Por lo menos a nivel urbano, se está instalando la imagen de que la economía ha entrado en crisis, liderada por un salto inflacionario y una caída en el salario real. Incluso la última encuesta de confianza del consumidor parece confirmar esa imagen.
Tanto se ha ido estableciendo ese relato que hasta el propio gobierno se ha puesto a la defensiva, como lo prueba el intento de primeriar anunciando ajustes de salarios púbicos y pasividades.
Por supuesto que el resto del espectro político se ha comido la pastilla, desatando una rebatiña de propuestas imaginativas para operar milagros fáciles sobre los precios, en el anhelo de ser reconocidos como solidarios. Todo, por supuesto, “a la cuenta del otario”.
Ahora, a todo esto, la realidad, ¿cuál es? ¿Estamos tan mal? ¿El gobierno, ayer tan reconocido y hasta elogiado, perdió hoy el volante?
Es cierto que hay una caída en el nivel de expectativas de los consumidores. Pero también lo es que, al mismo tiempo, los empresarios están viendo otra realidad: según la encuesta de Exante sobre expectativas empresariales, el 89% opina que el clima de negocios es bueno o muy bueno y un 66% cree que la economía mejorará. Dos tercios de los empresarios encuestados esperan aumentar su producción el próximo año y un 52% sus inversiones.

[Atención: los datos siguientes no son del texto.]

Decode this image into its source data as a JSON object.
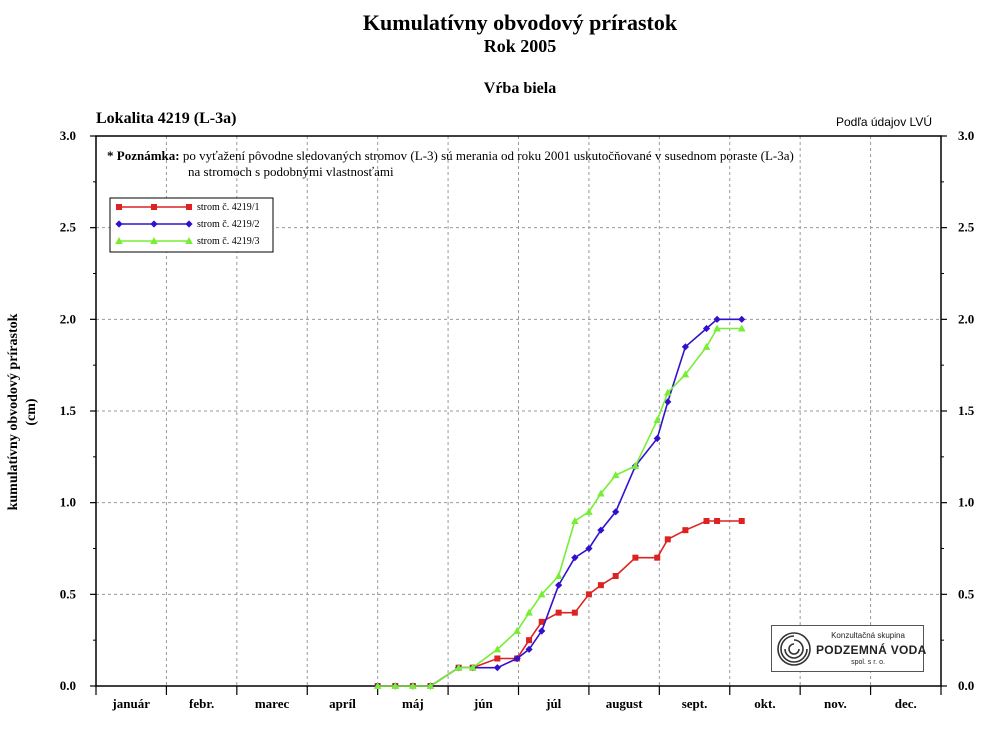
{
  "chart_data": {
    "type": "line",
    "title": "Kumulatívny obvodový prírastok",
    "subtitle": "Rok 2005",
    "species": "Vŕba biela",
    "location": "Lokalita 4219 (L-3a)",
    "source": "Podľa údajov LVÚ",
    "ylabel_line1": "kumulatívny obvodový prírastok",
    "ylabel_line2": "(cm)",
    "xlabel": "",
    "ylim": [
      0,
      3
    ],
    "yticks": [
      "0.0",
      "0.5",
      "1.0",
      "1.5",
      "2.0",
      "2.5",
      "3.0"
    ],
    "xlim": [
      0,
      12
    ],
    "categories": [
      "január",
      "febr.",
      "marec",
      "apríl",
      "máj",
      "jún",
      "júl",
      "august",
      "sept.",
      "okt.",
      "nov.",
      "dec."
    ],
    "grid": true,
    "legend_position": "top-left",
    "note_head": "* Poznámka:",
    "note_line1": "po vyťažení pôvodne sledovaných stromov (L-3) sú merania od roku 2001 uskutočňované v susednom poraste (L-3a)",
    "note_line2": "na stromoch s podobnými vlastnosťami",
    "series": [
      {
        "name": "strom č. 4219/1",
        "color": "#dd2222",
        "marker": "square",
        "x": [
          4.0,
          4.25,
          4.5,
          4.75,
          5.15,
          5.35,
          5.7,
          5.98,
          6.15,
          6.33,
          6.57,
          6.8,
          7.0,
          7.17,
          7.38,
          7.66,
          7.97,
          8.12,
          8.37,
          8.67,
          8.82,
          9.17
        ],
        "y": [
          0.0,
          0.0,
          0.0,
          0.0,
          0.1,
          0.1,
          0.15,
          0.15,
          0.25,
          0.35,
          0.4,
          0.4,
          0.5,
          0.55,
          0.6,
          0.7,
          0.7,
          0.8,
          0.85,
          0.9,
          0.9,
          0.9
        ]
      },
      {
        "name": "strom č. 4219/2",
        "color": "#3311cc",
        "marker": "diamond",
        "x": [
          4.0,
          4.25,
          4.5,
          4.75,
          5.15,
          5.35,
          5.7,
          5.98,
          6.15,
          6.33,
          6.57,
          6.8,
          7.0,
          7.17,
          7.38,
          7.66,
          7.97,
          8.12,
          8.37,
          8.67,
          8.82,
          9.17
        ],
        "y": [
          0.0,
          0.0,
          0.0,
          0.0,
          0.1,
          0.1,
          0.1,
          0.15,
          0.2,
          0.3,
          0.55,
          0.7,
          0.75,
          0.85,
          0.95,
          1.2,
          1.35,
          1.55,
          1.85,
          1.95,
          2.0,
          2.0
        ]
      },
      {
        "name": "strom č. 4219/3",
        "color": "#77ee33",
        "marker": "triangle",
        "x": [
          4.0,
          4.25,
          4.5,
          4.75,
          5.15,
          5.35,
          5.7,
          5.98,
          6.15,
          6.33,
          6.57,
          6.8,
          7.0,
          7.17,
          7.38,
          7.66,
          7.97,
          8.12,
          8.37,
          8.67,
          8.82,
          9.17
        ],
        "y": [
          0.0,
          0.0,
          0.0,
          0.0,
          0.1,
          0.1,
          0.2,
          0.3,
          0.4,
          0.5,
          0.6,
          0.9,
          0.95,
          1.05,
          1.15,
          1.2,
          1.45,
          1.6,
          1.7,
          1.85,
          1.95,
          1.95
        ]
      }
    ]
  },
  "logo": {
    "line1": "Konzultačná skupina",
    "line2": "PODZEMNÁ VODA",
    "line3": "spol. s r. o."
  }
}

Es también cierto que la inflación ha aumentado y el salario real ha descendido.
Pero analicemos un poco más a fondo: el PBI creció 4,4% el año pasado y se proyecta para este año algo apenas menor. Desagregándolo, vemos que ha subido mucho la inversión, incluyendo la importación de bienes intermedios y de capital, pero no así el consumo, indicando que el salto inflacionario proviene del exterior, de los precios externos que el país está obligado a tomar. Dicho en otros términos, lo que ha empujado la inflación son ciertos precios internacionales sobre los que el país no tiene control. Por otra parte, históricamente, los precios de los commodities tienden a bajar, lo cual avala la tesis de muchos economistas en cuanto a que el empuje inflacionario será temporal.
Empuje que, además, ronda el 1,5% (tampoco la pavada) y que está ocurriendo en la mayor parte del mundo. Sin ir más lejos, Uruguay tiene niveles inflacionarios parecidos a los de EE.UU.
Las cifras macro también nos dicen que, si bien es cierto que hay una caída en el salario real, el crecimiento global de la economía indica que otros sectores están aumentando.
Al mismo tiempo, el desempleo está bastante por debajo (7,7%) que en años anteriores (2020: 10,1%; 2021: 9,9%), los proyectos de inversión crecen, las exportaciones también y el riesgo país continúa bajísimo.
En suma, la realidad no es la del relato. Relato, por otra parte, que es netamente montevideano-canario: el interior vive una óptica completamente distinta.
Hora de que el gobierno reaccione y vuelva a tomar la iniciativa, marcando la agenda.
Una agenda que debe ser, a la vez, audaz y profunda.